Kamis, 10 Maret 2011
VIVAnews - Meski Menteri Energi dan Sumber Daya Mineral (ESDM) menjamin tidak ada kenaikan harga bahan bakar minyak (BBM), Badan Pusat Statistik (BPS) menilai opsi menaikkan BBM bersubsidi jenis Premium sebesar Rp500 per liter merupakan pilihan yang paling mudah dilakukan.
Kepala BPS, Rusman Heriawan, menjelaskan bahwa pemerintah sangat berhati-hati dalam menentukan opsi yang akan dipilih mengenai pengaturan BBM bersubsidi, karena semuanya memiliki implikasi masing-masing.
"Naikkan Premium, simple. Subsidi akan berkurang. Jika harga Premium dinaikkan, tidak ada moral hazard, apalagi jika dilengkapi dengan cashback untuk sektor-sektor produksi yang dapat memicu kenaikan harga," kata Rusman di Kementerian Keuangan, Jakarta, Rabu, 9 Maret 2011.
Sebelumnya, Tim Kajian Pengaturan BBM Bersubsidi yang diketuai Anggito Abimanyu, memberikan tiga opsi terkait rencana pembatasan BBM bersubsidi. Di antara tiga opsi itu, salah satunya adalah menaikkan harga Premium sebesar Rp500 per liter.
Meski demikian, menurut dia, dengan kenaikan harga Premium sebesar Rp500 per liter, akan ada dampaknya terhadap inflasi, baik secara langsung maupun tidak langsung.
"Dampak langsungnya kecil. Bobot BBM di perhitungan inflasi itu cuma tiga persen. Tapi, multiplier effect-nya yang besar," kata Rusman.

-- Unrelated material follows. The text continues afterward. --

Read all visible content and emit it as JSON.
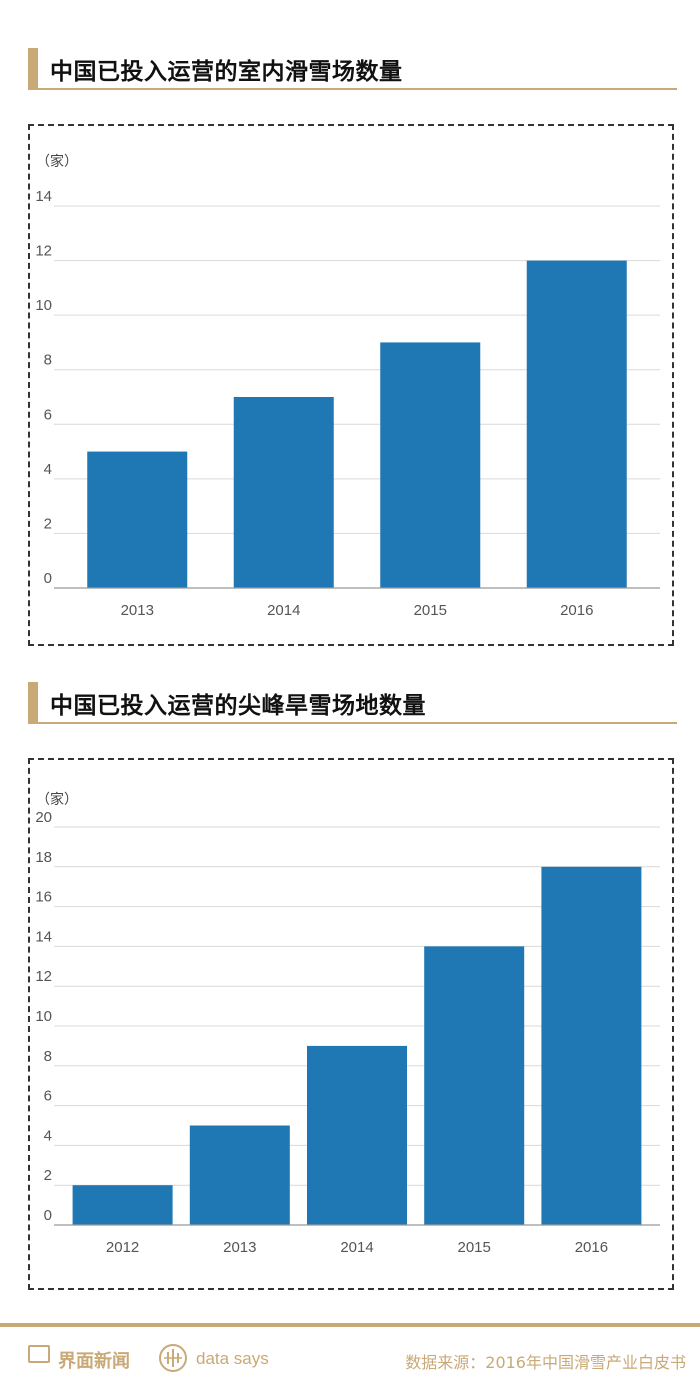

Menurut dia, kuota BBM bersubsidi untuk 2011 sebesar 38,5 juta kiloliter akan sulit dijaga, jika harga Pertamax makin jauh meninggalkan Premium. Apalagi, tidak ada reward atau punishment untuk saat ini bagi mobil-mobil yang seharusnya menggunakan Pertamax.
Mengenai dampaknya terhadap inflasi, jika antara Maret sampai April terjadi deflasi, target inflasi sebesar 5,3 persen, dalam asumsi makro 2011, tetap berat untuk dicapai. Meski demikian, semua berharap target itu dapat dicapai. "Tapi, saya tidak bisa katakan tercapai atau tidak sebelum melihat kejadian sampai April," tegas Rusman.